Well, the Steam Deck's release coincided with the popularity of reconstruction techniques. The Deck didn't "force" devs to consider optimization so much as it just gave them a low-end reconstruction target to play with. Without FSR and XESS, there's no doubt that the Deck would be a solidly last-gen console.

Strictly speaking, a lot of games really shouldn't be playable on the Steam Deck. Baldur's Gate III and Cyberpunk 2077 are both CPU-bound before reaching 60fps and can barely keep their head above 30fps running at 360p internal resolution. The Deck's saving grace is that it can tap into the same dynamic resolution mode that last-gen consoles depend on for consistent framerates.

It's not that they matter anymore.

But there has been a long term suspicion in the AI community that the ultra expensive to compute and very expensive to run humongous LLM approach is a dead end, or at lest fully unnecessary (and as such monetary wise a dead end).

I mean think about it, the target crown jewel of AI was never to find ways to train on insane amounts of data, but to be able to get as good as possible results with only as much data as necessary but no more.

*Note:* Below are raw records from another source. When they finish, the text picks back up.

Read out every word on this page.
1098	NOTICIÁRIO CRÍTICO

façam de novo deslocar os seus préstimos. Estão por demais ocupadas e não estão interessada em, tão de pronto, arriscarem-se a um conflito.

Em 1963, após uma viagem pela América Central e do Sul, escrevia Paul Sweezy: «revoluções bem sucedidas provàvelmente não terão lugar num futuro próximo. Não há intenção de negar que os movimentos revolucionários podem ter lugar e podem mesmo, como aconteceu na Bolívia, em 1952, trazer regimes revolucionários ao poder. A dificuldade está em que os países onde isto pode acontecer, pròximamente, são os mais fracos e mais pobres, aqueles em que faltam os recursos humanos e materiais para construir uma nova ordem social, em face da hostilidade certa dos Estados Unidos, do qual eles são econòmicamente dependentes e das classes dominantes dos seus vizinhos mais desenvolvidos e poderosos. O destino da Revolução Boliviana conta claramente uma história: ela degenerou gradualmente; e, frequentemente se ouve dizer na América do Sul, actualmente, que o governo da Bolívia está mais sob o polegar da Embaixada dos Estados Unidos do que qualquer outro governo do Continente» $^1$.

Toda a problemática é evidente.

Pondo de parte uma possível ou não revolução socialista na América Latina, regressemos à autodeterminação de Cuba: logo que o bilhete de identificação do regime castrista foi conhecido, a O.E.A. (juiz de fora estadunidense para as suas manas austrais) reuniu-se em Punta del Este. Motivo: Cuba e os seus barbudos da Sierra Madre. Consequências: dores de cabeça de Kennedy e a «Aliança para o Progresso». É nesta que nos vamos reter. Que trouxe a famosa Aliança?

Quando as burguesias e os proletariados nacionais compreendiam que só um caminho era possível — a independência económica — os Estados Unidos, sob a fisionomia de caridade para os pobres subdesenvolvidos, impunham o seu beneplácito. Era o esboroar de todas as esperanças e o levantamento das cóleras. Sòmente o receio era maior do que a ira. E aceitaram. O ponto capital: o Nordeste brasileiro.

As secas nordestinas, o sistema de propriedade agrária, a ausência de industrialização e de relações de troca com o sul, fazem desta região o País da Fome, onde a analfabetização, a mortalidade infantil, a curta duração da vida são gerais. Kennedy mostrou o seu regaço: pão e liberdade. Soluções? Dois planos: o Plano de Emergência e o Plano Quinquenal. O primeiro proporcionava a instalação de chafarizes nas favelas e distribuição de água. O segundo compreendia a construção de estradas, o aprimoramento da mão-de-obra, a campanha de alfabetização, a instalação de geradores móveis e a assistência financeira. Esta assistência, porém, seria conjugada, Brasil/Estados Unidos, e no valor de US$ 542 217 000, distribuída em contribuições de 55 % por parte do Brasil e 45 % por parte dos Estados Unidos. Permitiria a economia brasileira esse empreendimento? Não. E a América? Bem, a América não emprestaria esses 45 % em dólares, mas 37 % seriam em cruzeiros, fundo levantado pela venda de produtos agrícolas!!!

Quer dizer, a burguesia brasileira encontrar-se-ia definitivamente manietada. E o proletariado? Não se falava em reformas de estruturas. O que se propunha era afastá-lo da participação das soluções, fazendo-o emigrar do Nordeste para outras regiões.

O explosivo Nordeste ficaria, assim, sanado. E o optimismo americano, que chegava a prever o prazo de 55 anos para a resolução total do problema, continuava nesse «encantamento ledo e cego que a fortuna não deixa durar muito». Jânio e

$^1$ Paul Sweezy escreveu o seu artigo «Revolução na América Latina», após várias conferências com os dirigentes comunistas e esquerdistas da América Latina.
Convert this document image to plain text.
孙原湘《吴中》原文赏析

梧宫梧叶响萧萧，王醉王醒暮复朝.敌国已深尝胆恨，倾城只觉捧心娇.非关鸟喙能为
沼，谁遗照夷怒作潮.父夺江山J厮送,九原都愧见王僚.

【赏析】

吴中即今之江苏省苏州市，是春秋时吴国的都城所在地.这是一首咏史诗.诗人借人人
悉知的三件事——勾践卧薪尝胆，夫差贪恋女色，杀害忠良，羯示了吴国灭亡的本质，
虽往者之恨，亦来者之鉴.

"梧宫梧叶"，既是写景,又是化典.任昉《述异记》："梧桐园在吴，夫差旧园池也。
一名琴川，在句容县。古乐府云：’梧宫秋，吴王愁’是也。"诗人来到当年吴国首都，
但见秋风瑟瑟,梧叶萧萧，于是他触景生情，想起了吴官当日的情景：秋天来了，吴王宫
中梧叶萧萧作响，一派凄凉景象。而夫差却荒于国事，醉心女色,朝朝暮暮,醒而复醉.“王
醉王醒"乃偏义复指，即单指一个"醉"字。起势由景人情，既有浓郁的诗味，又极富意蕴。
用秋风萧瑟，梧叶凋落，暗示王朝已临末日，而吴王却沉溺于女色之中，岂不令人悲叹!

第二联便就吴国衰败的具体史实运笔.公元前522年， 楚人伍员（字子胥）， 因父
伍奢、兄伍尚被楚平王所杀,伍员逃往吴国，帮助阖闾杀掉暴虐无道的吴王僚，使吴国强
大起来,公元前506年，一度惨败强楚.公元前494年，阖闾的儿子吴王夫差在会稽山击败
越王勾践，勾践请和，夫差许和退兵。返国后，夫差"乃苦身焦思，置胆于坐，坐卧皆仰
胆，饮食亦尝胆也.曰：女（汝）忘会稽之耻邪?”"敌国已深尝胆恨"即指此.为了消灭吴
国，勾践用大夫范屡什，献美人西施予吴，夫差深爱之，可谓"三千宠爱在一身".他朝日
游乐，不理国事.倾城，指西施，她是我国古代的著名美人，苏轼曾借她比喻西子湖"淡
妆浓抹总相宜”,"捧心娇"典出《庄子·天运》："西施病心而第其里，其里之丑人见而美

Because for a lot of use cases there simply isn't that much data.

And from everything we know the structure of language is not so complex that you need this insane amount of data and model size.

It's just we worked around of problems by throwing more compute and data on it instead of solving them proper. Similar we try to reformulate any little-data use case by reformulating it in a way where we hope to take advantage of the mass "causal text" data modern foundational LLMs where trained on and fine tune and instrument the model using the "little data" of the use case.

But conceptually this is ... sub-par and non desirable. And sure that we made it work with this trickery is quite magnificent.

And sure this huge LLMs do more then encode language, they encode miscellaneous knowledge/data, too.

But a messy, hallucination prone, non properly updateable and potentially outright copyright or privacy law violating encoding of data...

So many systems already do use RAG like approaches to get supply the knowledge in a updateable much more well defined fore and "only" use the LLM to find the right search queries and combine things together into human readable responses.

In turn the moment we have small LLMs which still work well for language structure they likely will very reliable win through a lot of reasons (the ones mentioned above and they are also much cheaper) and that even through they are _way_ more complicated to use then "just prompting a LLM". But most advanced assistants are anyway already way more complicated then "just prompting a LLM".

Or in other words the technical breakthrough anyone (including OpenAI) would like the most (OpenAI: financially, as long as it's an internal secret) is one which eliminates the need for having the latest bleeding edge ML chip tech. And DeepSeek is seen by some as a signal that exactly such a change is going to happen. Also I have heard rumors (which I don't believe) that one reason for OpenAI to go non-open was because they realized that, too. And with cheap to run open models they would lose the competitive benefit of competition not being able to do from scratch training even if they want to.